Presidents Day: 50 presidential must-sees, from Lonely Planet
Presidents Day is a good time to mull what presidential places in America are worth a look-see. Lonely Planet gathered 50 — one from each state — that provide good vacation ideas, whether for the long weekend or summer vacation.
Here are five destinations in the West that made the grade.
Arizona-Nevada: Hoover Dam plays the name game, from Hoover Dam (current name) to Boulder Dam (preferred by President Franklin Roosevelt, as a dis of his predecessor). No matter, here’s the real news you can use: “[T]he Arizona side has free parking, but Nevada’s has the ‘Dam T-shirt’ shop, tours and bad coffee.” It’s 30 miles southeast of Las Vegas and costs $11 for adults and $9 for kids 4 to 16 to tour the power plant, and $30 for adults and kids for a jumbo tour that includes the dam’s pasageways. Buy tickets from the U.S. Bureau of Reclamation.

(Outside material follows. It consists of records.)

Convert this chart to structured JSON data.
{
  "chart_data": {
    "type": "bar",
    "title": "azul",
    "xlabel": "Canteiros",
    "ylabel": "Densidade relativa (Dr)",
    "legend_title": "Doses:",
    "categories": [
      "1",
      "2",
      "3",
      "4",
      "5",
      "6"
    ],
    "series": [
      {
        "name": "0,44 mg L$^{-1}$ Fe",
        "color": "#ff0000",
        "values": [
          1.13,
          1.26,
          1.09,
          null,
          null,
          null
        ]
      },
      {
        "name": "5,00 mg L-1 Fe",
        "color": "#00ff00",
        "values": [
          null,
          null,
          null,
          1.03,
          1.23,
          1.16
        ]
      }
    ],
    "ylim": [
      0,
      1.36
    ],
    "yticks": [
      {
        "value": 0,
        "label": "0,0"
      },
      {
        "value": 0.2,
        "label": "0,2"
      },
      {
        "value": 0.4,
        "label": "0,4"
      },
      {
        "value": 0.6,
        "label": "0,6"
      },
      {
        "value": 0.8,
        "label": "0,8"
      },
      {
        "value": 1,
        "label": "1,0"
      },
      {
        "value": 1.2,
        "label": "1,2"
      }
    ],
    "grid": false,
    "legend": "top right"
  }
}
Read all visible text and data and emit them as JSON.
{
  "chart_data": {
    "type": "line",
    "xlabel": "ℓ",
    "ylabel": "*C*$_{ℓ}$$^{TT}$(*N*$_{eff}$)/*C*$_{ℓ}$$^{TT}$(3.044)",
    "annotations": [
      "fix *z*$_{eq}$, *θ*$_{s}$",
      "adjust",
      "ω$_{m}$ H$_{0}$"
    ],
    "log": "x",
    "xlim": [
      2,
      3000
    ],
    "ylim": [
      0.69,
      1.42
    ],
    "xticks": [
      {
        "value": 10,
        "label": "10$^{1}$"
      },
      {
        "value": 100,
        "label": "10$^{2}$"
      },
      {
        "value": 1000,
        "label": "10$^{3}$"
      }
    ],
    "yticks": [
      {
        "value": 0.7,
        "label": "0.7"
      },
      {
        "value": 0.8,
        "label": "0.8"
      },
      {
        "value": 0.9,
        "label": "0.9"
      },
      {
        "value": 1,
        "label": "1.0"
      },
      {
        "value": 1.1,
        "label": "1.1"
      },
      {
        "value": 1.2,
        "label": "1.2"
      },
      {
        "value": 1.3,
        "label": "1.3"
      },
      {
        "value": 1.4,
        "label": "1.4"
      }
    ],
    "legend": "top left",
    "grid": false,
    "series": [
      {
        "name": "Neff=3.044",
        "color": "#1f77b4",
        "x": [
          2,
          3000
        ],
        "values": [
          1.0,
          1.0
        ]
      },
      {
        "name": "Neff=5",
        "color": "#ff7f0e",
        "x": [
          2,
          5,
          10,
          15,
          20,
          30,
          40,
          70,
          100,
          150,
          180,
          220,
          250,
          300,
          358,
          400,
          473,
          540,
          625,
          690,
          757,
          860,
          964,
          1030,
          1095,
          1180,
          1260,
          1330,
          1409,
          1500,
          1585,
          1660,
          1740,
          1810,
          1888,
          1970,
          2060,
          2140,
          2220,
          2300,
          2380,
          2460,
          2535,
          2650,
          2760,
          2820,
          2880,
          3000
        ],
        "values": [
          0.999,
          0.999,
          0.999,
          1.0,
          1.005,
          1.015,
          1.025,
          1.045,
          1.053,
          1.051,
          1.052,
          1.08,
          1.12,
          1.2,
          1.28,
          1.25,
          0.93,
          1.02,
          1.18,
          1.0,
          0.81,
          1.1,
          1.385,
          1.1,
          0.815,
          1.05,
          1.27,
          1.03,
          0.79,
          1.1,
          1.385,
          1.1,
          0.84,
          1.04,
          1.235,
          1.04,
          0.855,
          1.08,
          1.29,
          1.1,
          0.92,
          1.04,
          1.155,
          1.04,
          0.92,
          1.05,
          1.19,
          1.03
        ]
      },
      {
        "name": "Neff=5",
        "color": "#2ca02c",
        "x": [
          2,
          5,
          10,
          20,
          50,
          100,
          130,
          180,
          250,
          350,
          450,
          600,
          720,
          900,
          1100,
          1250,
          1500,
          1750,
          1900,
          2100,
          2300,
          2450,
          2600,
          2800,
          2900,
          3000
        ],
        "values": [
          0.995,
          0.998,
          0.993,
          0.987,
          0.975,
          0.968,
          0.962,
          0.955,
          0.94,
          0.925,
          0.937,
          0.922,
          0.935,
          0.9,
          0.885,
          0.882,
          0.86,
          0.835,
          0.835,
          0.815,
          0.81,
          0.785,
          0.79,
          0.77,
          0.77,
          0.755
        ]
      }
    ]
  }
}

Hawaii: This has to be the coolest presidential stop. Get an ice cream cone at the Baskin Robbins at 1618 King St. in Honolulu. Why? Because that’s where Barack Obama scooped out the cold stuff as a teen. Lonely Planet declares it “a bona fide presidential historic site.”
Colorado: Who knew? The third-floor rotunda at the state Capitol contains portraits of every U.S. president. The paintings were all done by artist Lawrence Williams, according to the state’s website. (The Mohave Museum in Kingman, Ariz., also has paintings of the presidents and first ladies by Williams.)
Alaska: Little Nenana, 65 miles southwest of Fairbanks, is the site of the final golden spike to complete the Alaska Railroad. Warren Harding arrived in 1923 to do the honors. Lonely Planet offers this historic tidbit: “[S]ome say he missed the spike on his first two tries. Two weeks later Harding died.”